Carlos, whose real name is Ilich Ramirez Sanchez, was once the world's most wanted international terrorist. The self-proclaimed professional revolutionary” appeared in front of a special criminal tribunal in Paris on Thursday to hear the final verdict in the case against him. The court had connected the Jackal to four bombings that took place in France between 1982 and 1983 that killed 11 people and injured nearly 200.

The verdict came around midnight and Ramirez was defiant until the end. Before his sentence was read, Ramirez was allowed to make his final remarks, which took five hours.

His speech was reportedly emotional and self-congratulating and he praised the recently deceased figures Moammar Gaddafi and Osama bin Laden, as well as Romanian dictator Nicolae Ceau?escu.

Like a modern-day Scheherazade, Ramirez wove story after story, often smiling and waxing nostalgic about former comrades, and sometimes turning fiery to rail at the system, Reuters reported on Friday.

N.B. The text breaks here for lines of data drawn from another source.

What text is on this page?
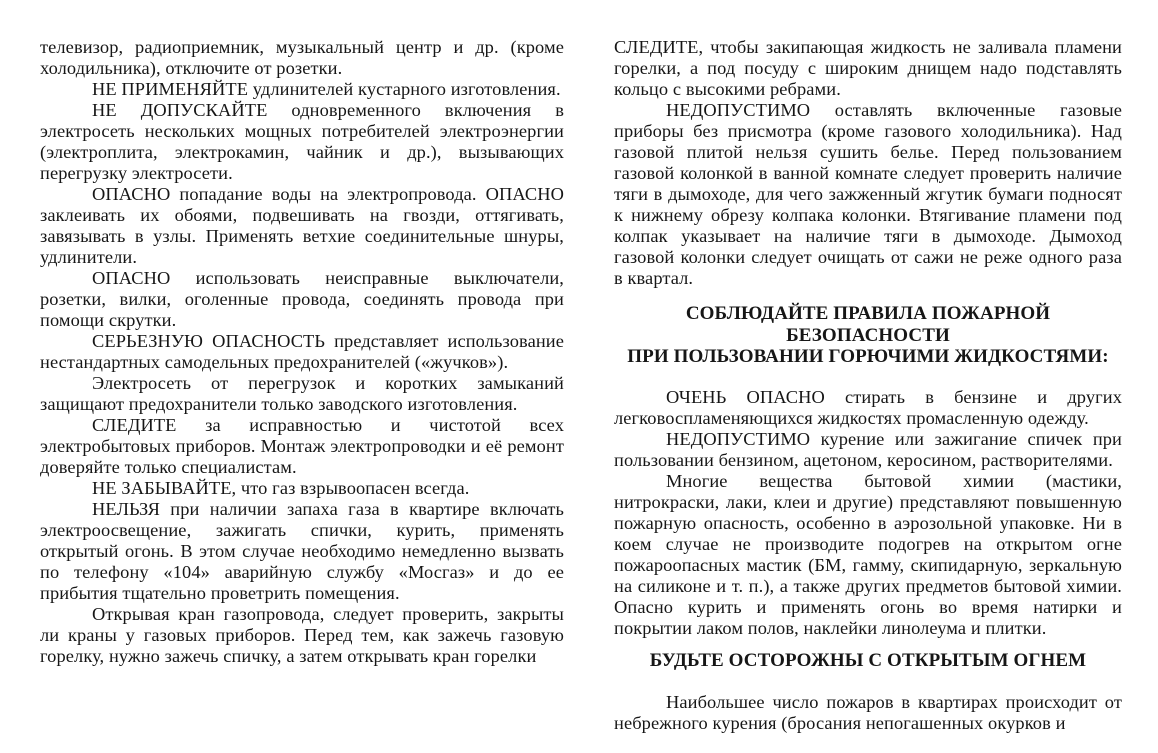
телевизор, радиоприемник, музыкальный центр и др. (кроме холодильника), отключите от розетки.

НЕ ПРИМЕНЯЙТЕ удлинителей кустарного изготовления.

НЕ ДОПУСКАЙТЕ одновременного включения в электросеть нескольких мощных потребителей электроэнергии (электроплита, электрокамин, чайник и др.), вызывающих перегрузку электросети.

ОПАСНО попадание воды на электропровода. ОПАСНО заклеивать их обоями, подвешивать на гвозди, оттягивать, завязывать в узлы. Применять ветхие соединительные шнуры, удлинители.

ОПАСНО использовать неисправные выключатели, розетки, вилки, оголенные провода, соединять провода при помощи скрутки.

СЕРЬЕЗНУЮ ОПАСНОСТЬ представляет использование нестандартных самодельных предохранителей («жучков»).

Электросеть от перегрузок и коротких замыканий защищают предохранители только заводского изготовления.

СЛЕДИТЕ за исправностью и чистотой всех электробытовых приборов. Монтаж электропроводки и её ремонт доверяйте только специалистам.

НЕ ЗАБЫВАЙТЕ, что газ взрывоопасен всегда.

НЕЛЬЗЯ при наличии запаха газа в квартире включать электроосвещение, зажигать спички, курить, применять открытый огонь. В этом случае необходимо немедленно вызвать по телефону «104» аварийную службу «Мосгаз» и до ее прибытия тщательно проветрить помещения.

Открывая кран газопровода, следует проверить, закрыты ли краны у газовых приборов. Перед тем, как зажечь газовую горелку, нужно зажечь спичку, а затем открывать кран горелки

СЛЕДИТЕ, чтобы закипающая жидкость не заливала пламени горелки, а под посуду с широким днищем надо подставлять кольцо с высокими ребрами.

НЕДОПУСТИМО оставлять включенные газовые приборы без присмотра (кроме газового холодильника). Над газовой плитой нельзя сушить белье. Перед пользованием газовой колонкой в ванной комнате следует проверить наличие тяги в дымоходе, для чего зажженный жгутик бумаги подносят к нижнему обрезу колпака колонки. Втягивание пламени под колпак указывает на наличие тяги в дымоходе. Дымоход газовой колонки следует очищать от сажи не реже одного раза в квартал.

СОБЛЮДАЙТЕ ПРАВИЛА ПОЖАРНОЙ
БЕЗОПАСНОСТИ
ПРИ ПОЛЬЗОВАНИИ ГОРЮЧИМИ ЖИДКОСТЯМИ:

ОЧЕНЬ ОПАСНО стирать в бензине и других легковоспламеняющихся жидкостях промасленную одежду.

НЕДОПУСТИМО курение или зажигание спичек при пользовании бензином, ацетоном, керосином, растворителями.

Многие вещества бытовой химии (мастики, нитрокраски, лаки, клеи и другие) представляют повышенную пожарную опасность, особенно в аэрозольной упаковке. Ни в коем случае не производите подогрев на открытом огне пожароопасных мастик (БМ, гамму, скипидарную, зеркальную на силиконе и т. п.), а также других предметов бытовой химии. Опасно курить и применять огонь во время натирки и покрытии лаком полов, наклейки линолеума и плитки.

БУДЬТЕ ОСТОРОЖНЫ С ОТКРЫТЫМ ОГНЕМ

Наибольшее число пожаров в квартирах происходит от небрежного курения (бросания непогашенных окурков и
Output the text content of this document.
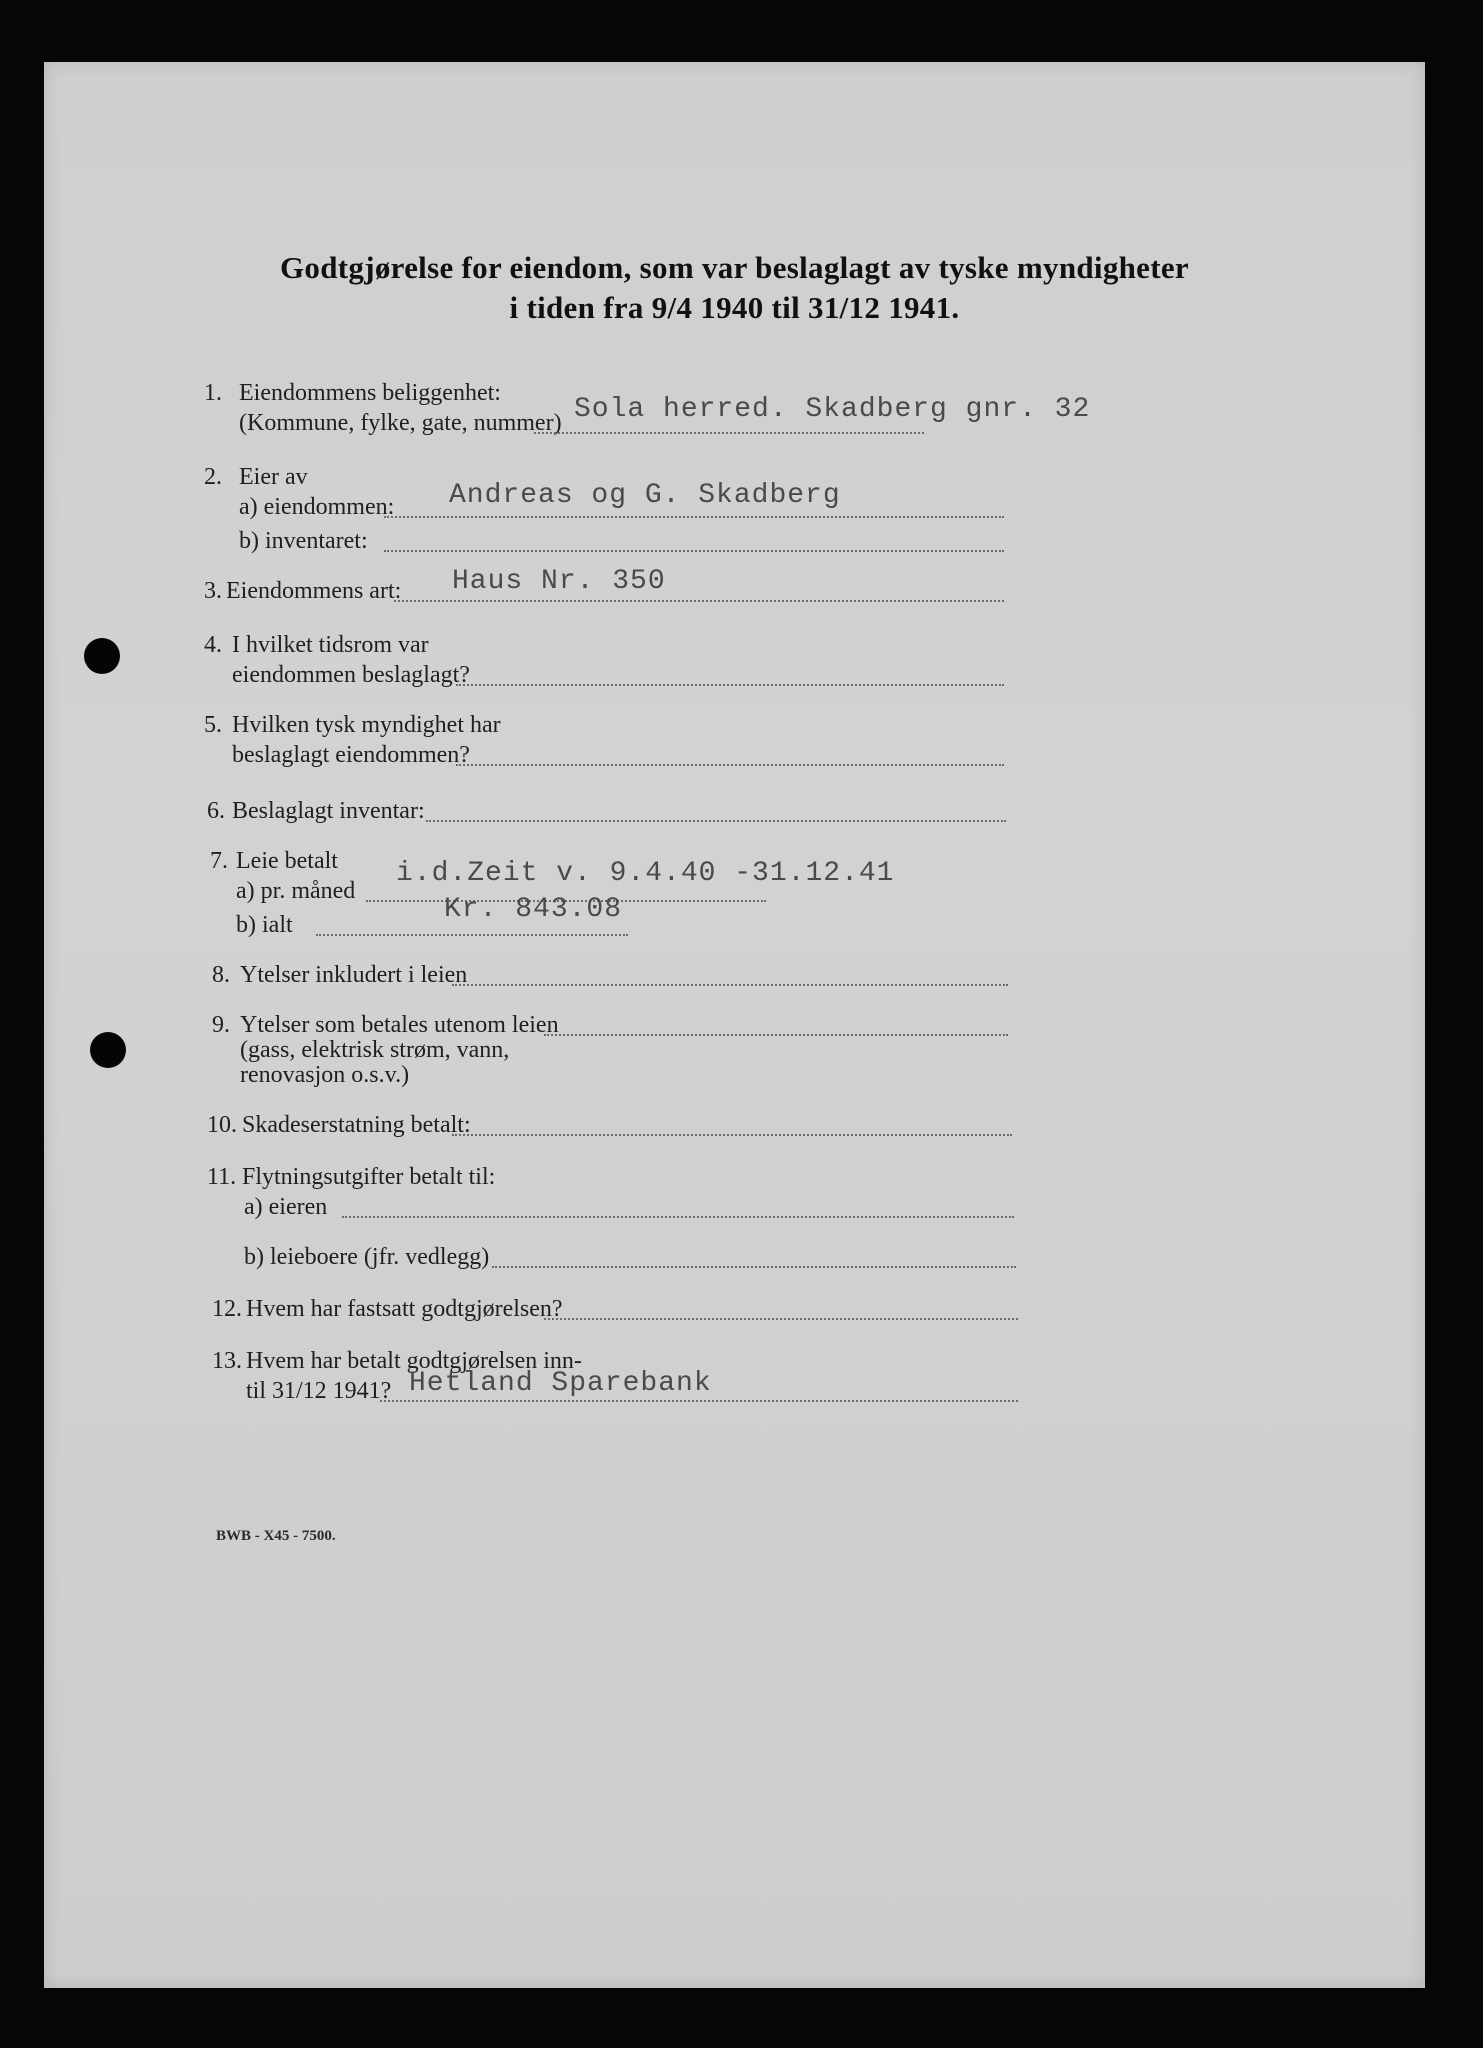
Godtgjørelse for eiendom, som var beslaglagt av tyske myndigheter
i tiden fra 9/4 1940 til 31/12 1941.
1. Eiendommens beliggenhet:
(Kommune, fylke, gate, nummer) Sola herred. Skadberg gnr. 32
2. Eier av
a) eiendommen: Andreas og G. Skadberg
b) inventaret:
3. Eiendommens art: Haus Nr. 350
4. I hvilket tidsrom var
eiendommen beslaglagt?
5. Hvilken tysk myndighet har
beslaglagt eiendommen?
6. Beslaglagt inventar:
7. Leie betalt
a) pr. måned
i.d.Zeit v. 9.4.40 -31.12.41
b) ialt	Kr. 843.08
8. Ytelser inkludert i leien
9. Ytelser som betales utenom leien
(gass, elektrisk strøm, vann,
renovasjon o.s.v.)
10. Skadeserstatning betalt:
11. Flytningsutgifter betalt til:
a) eieren
b) leieboere (jfr. vedlegg)
12. Hvem har fastsatt godtgjørelsen?
13. Hvem har betalt godtgjørelsen inn-
til 31/12 1941? Hetland Sparebank
BWB - X45 - 7500.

There is nothing ... to connect me with these four attacks, he told the court, making a zero sign with his fingers.

Two of Ramirez's associates were also given life sentences. Both Johannes Weinrich, a German national who became the Jackal's right-hand man, and Palestinian Ali Kamal al-Issawi were tried and sentenced in absentia. Weinrich is currently serving a life sentence for murder in Germany, while Issawi is still at large.

Ramirez's career as a militant began in 1975, when he led an attack on a meeting of OPEC leaders in Vienna, where he took 60 hostages in the name of Palestinian independence.

He had already been serving a life sentence for the murder of two French police officers and an informant in 1975.